Pada prinsipnya, kata Riza, Pemprov DKI akan memberikan kesempatan kepada semua komunitas untuk melakukan kegiatan yang positif.
Dalam penerapannya, Riza menekankan, agar semua orang menghormati hak dan kewajiban masing-masing saat berada di jalan umum.
Dia juga mengatakan hal tersebut baru uji coba dan hasil evaluasi akan menentukan apakah kebijakan tersebut bisa diterapkan atau tidak.
"Kita lihat (hasil uji coba) dalam satu dua minggu ini. Saya kira cukup satu dua minggu ke depan," kata Riza.
Karpet merah yang diberikan Pemprov DKI kepada para pesepeda road bike dikritik banyak pihak.
Anggota Komisi B DPRD DKI Gilbert Simanjuntak mengatakan, kebijakan tersebut merupakan pemborosan energi dan sumber daya Pemprov DKI.
"Ini pemborosan energi, sumber daya karena hanya mengurus hobi bukan alat transportasi," kata Gilbert, Rabu.

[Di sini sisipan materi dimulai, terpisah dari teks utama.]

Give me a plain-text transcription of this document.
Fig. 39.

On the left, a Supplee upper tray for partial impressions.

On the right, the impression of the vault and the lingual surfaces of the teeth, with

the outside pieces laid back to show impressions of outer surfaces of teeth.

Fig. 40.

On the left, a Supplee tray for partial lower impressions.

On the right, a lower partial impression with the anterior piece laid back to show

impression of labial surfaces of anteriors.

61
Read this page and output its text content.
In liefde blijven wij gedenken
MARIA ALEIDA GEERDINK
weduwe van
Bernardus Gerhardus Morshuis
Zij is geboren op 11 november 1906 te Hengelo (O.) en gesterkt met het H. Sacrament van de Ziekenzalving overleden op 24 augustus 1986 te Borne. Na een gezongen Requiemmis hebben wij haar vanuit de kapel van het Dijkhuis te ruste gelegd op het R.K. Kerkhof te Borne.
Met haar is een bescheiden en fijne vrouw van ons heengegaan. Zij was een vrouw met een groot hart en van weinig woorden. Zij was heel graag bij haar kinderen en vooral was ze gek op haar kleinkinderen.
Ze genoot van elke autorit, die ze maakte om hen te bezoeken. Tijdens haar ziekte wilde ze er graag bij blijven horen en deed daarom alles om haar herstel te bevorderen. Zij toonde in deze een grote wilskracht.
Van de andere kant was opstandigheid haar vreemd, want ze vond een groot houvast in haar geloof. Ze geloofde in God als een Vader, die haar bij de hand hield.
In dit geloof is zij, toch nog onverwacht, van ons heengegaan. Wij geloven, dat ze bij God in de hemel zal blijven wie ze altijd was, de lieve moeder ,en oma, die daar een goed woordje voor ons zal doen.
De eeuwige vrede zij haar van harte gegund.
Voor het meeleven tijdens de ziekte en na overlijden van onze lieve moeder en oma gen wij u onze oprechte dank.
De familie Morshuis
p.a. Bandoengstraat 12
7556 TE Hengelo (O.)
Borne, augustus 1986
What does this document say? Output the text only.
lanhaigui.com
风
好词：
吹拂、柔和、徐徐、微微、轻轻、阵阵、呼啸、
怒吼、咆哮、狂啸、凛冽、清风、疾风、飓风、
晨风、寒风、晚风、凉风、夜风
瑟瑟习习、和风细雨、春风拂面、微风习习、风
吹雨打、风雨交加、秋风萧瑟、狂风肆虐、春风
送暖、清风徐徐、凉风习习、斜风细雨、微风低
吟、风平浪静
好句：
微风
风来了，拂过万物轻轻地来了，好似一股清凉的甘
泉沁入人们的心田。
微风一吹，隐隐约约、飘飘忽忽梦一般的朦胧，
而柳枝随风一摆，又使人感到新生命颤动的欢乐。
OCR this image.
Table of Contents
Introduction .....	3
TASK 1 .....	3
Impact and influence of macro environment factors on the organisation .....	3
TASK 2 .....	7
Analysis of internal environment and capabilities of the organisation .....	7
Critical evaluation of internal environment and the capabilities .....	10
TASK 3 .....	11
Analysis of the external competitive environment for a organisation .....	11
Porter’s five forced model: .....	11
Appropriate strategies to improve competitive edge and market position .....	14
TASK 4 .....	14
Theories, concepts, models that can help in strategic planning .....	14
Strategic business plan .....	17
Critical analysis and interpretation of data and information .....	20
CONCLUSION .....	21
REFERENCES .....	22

Dia meminta Gubernur DKI Jakarta Anies Baswedan untuk fokus terhadap janji integrasi transportasi umum di Ibu Kota, bukan malah memuaskan hobi segelintir orang.
Langgar UU LLAJ
Kritik juga datang dari pengamat kebijakan transportasi Azas Tigor Nainggolan. Ia menekankan, kebijakan itu jelas melanggar UU nomor 22 tahun 2009 tentang Lalu Lintas dan Angkutan Jalan.
Azas mempertanyakan dasar hukum Pemprov DKI Jakarta mengizinkan pesepeda road bike untuk melintasi jalur kendaraan bermotor di Jalan Sudirman-Thamrin.
"Dasar hukumnya apa dulu? Itu kalau nggak ada (dasar hukum) ya liar namanya, nggak boleh! Polisi harusnya menindak, salah kalau diperbolehkan," kata Tigor.
Tigor menekankan, sudah ada aturan bagi pesepeda yang melintas di jalan umum seperti diatur dalam UU nomor 22 tahun 2009 tentang Lalu Lintas dan Angkutan Jalan.
Berdasarkan Pasal 122 UU tersebut, pengendara kendaraan tidak bermotor dilarang menggunakan jalur kendaraan lain atau di luar jalur khusus yang sudah disiapkan.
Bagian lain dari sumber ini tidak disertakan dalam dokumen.